The release issued by LIAT’s head of corporate communications, Desmond Brown, states as follows:
“It is with regret that the Management and Staff of LIAT, the Caribbean Airline, received the news of Wednesday’s accident involving an ATR 72-600 aircraft operated by TransAsia Airways.
The LIAT Board of Directors, Management and Staff wish to express deepest sympathy to the families, friends and all those who were affected by the accident.
As one of the operators of the Avions de Transport Regional (ATR) aircraft in the Caribbean, LIAT has received queries from different quarters about the ATR aircraft in the aftermath of the accident.
In addition to the operators in the Caribbean, many airlines around the world operate ATR aircraft with a combined total of more than 5000 flights per day.
For 58 years, the safety of our passengers and crew has always been paramount in our plans and this continues to be our highest priority.
The European Aviation Safety Authority (EASA) is the multi-national safety and airworthiness oversight body and the regulator of the manufacturer, ATR. Both parties, having safety as their paramount concern, will assess the need for any directives to be issued for the worldwide fleet, if necessary. To date, EASA has not issued any such directive.

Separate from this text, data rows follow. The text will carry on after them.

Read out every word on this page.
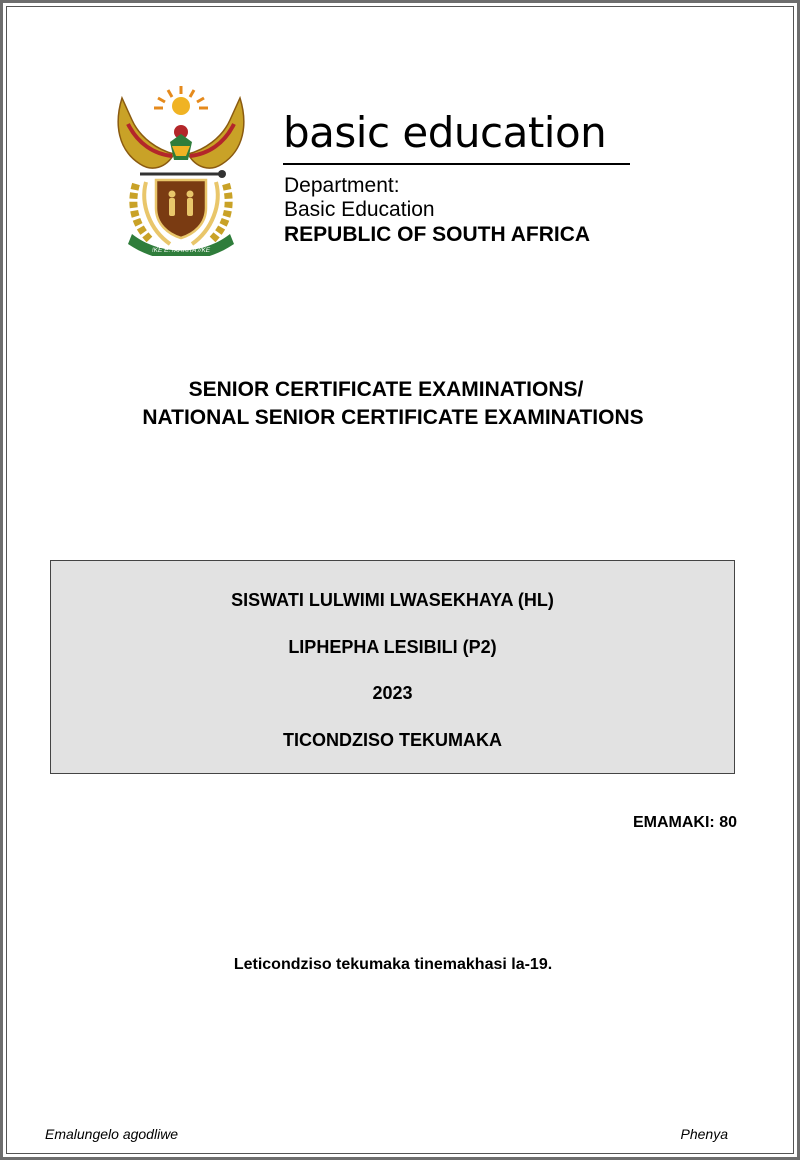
!KE E: /XARRA //KE
basic education
Department:
Basic Education
REPUBLIC OF SOUTH AFRICA
SENIOR CERTIFICATE EXAMINATIONS/
NATIONAL SENIOR CERTIFICATE EXAMINATIONS
SISWATI LULWIMI LWASEKHAYA (HL)
LIPHEPHA LESIBILI (P2)
2023
TICONDZISO TEKUMAKA
EMAMAKI: 80
Leticondziso tekumaka tinemakhasi la-19.
Emalungelo agodliwe	Phenya
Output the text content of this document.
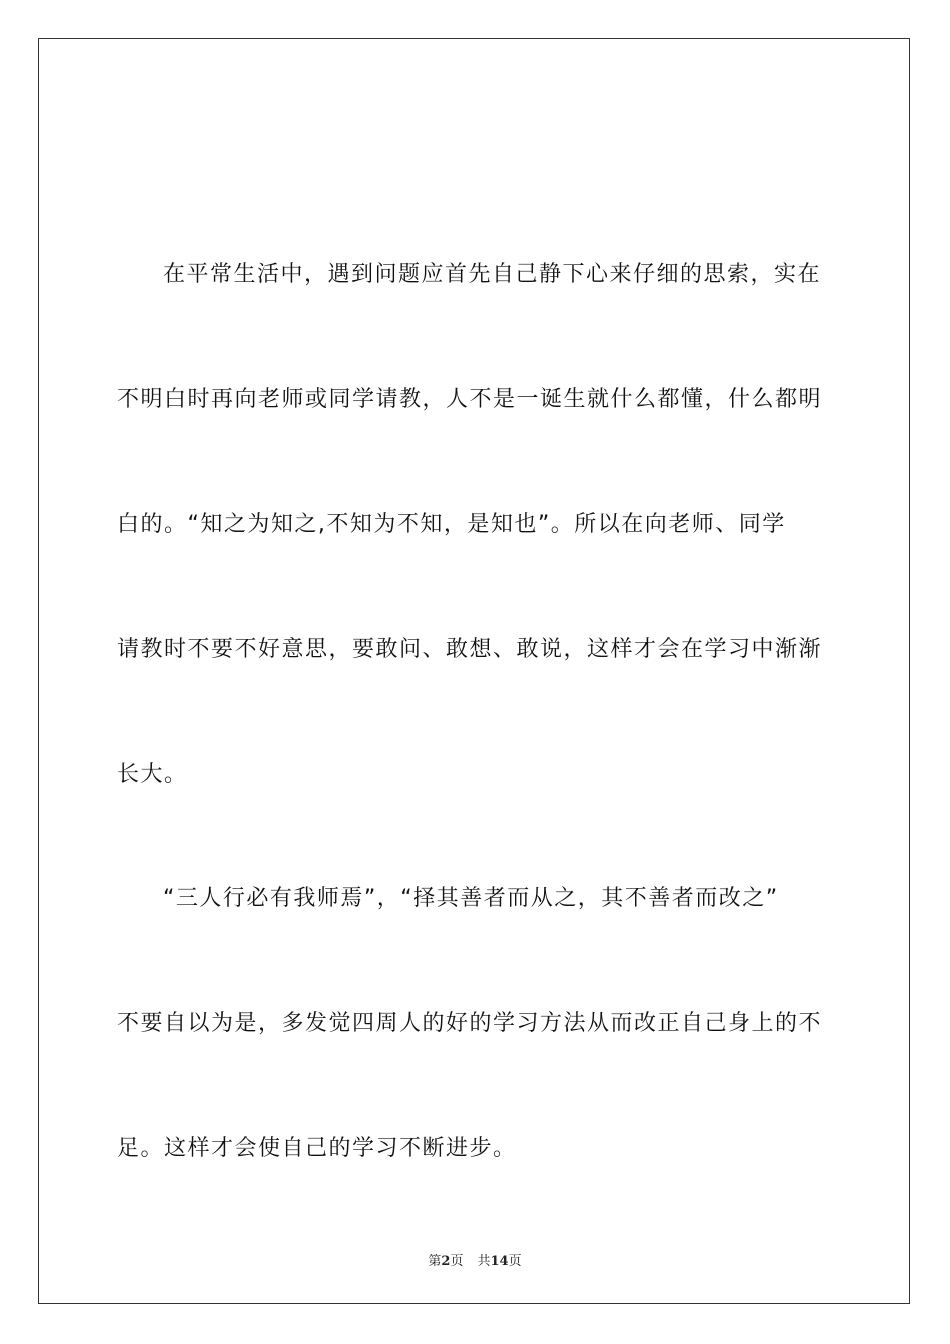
在平常生活中，遇到问题应首先自己静下心来仔细的思索，实在
不明白时再向老师或同学请教，人不是一诞生就什么都懂，什么都明
白的。“知之为知之,不知为不知，是知也”。所以在向老师、同学
请教时不要不好意思，要敢问、敢想、敢说，这样才会在学习中渐渐
长大。
“三人行必有我师焉”，“择其善者而从之，其不善者而改之”
不要自以为是，多发觉四周人的好的学习方法从而改正自己身上的不
足。这样才会使自己的学习不断进步。
第2页 共14页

LIAT and its own regulator the Eastern Caribbean Civil Aviation Authority (ECCAA) are guided by any such directive, and LIAT would ensure our immediate compliance in the event of any directive being issued.
Last year was one of the most fatal years for plane crashes in recent memory, but aviation safety experts say the numbers underscore how safe flying remains.
The eight major accidents in 2014, involving passenger flights, represent a record low since the advent of modern aviation in 1946, said Harro Ranter, the president of Aviation Safety Network.